All this disillusions Hamilton-Merritt, yet another good-cause person in a town where good-causers are as abundant as red tape. But in her case, the cause runs deep: She considers herself one of the hill people.
"Once I was off on a fishing expedition with them," she remembered, "and I got very sick. Very sick. So they made a bamboo raft for me, with banana leaves for a shelter, and took me down the river to the nearest village. bIt took two days."
"If you walk up in the hills of Laos, and you see the people in their red ruffs [native costumes] with their babies on their backs, it's just like seeing flowers on the mountain."
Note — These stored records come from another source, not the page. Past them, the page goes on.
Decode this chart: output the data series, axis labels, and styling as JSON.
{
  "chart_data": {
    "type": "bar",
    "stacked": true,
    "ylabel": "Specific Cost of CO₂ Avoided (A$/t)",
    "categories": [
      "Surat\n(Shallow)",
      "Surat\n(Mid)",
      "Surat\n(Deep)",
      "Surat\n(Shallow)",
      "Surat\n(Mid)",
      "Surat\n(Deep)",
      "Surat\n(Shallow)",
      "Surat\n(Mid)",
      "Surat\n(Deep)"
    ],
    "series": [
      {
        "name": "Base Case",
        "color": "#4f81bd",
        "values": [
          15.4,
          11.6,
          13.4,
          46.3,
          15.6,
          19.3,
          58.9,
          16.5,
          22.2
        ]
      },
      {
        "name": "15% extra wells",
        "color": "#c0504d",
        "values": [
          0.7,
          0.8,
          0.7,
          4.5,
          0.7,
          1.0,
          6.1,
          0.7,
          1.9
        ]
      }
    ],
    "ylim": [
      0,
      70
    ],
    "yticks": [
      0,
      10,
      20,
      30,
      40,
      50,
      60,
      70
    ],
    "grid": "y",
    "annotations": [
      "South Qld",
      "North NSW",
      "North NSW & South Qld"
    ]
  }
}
Or explaining if she ever thought of marrying into the tribe:
"Like Hope Cooke? [The American debutante who married the king of Sikkum.] No. But I'm sure it danced in my head. I think Hope Cooke found it difficult -- and she was married to the king, don't forget. As for me, I'm just one of them."
She lives in rural Connecticut, wife of an American businessman and pilot she met here on a blind flying date at cherry blossom time. They were married in Bangkok, on Halloween. She visits Laos at least twice a year, but is also a professor at Southern Connecticut State College and a farmer's daughter from Indiana who, after reading Pearl Buck's "The Good Earth" in grade school, decided that one day she would go to the Far East.
The Vietnam War was her chance. In 1965, she left a job teaching English at the University of Dayton. She had a beat-up camera and typewriter, but little money, so she bartered English lessons for rooms; later, her writing and pictures were used by CBS, The New York Times and Bangkok newspapers.
She filed the daily body-count stories, but also found her way into the northern Laotian hills that hold the Hmong and Yao.Their culture fascinated her, making her as curious about them as they were about the American woman who had a camera and said "geez."
But she went fishing and deer-hunting with them, and had special chicken dinners with the village chief's family. His wife always gave her presents when she left.
In 1976, they said to her: We want to tell you something. The rains are falling." Red and yellow powder rains, that made the people vomit and convulse and made some of them die.
So I took up the cause of the tribal people as a cause I couldn't ignore," she shrugged. "What could I do?"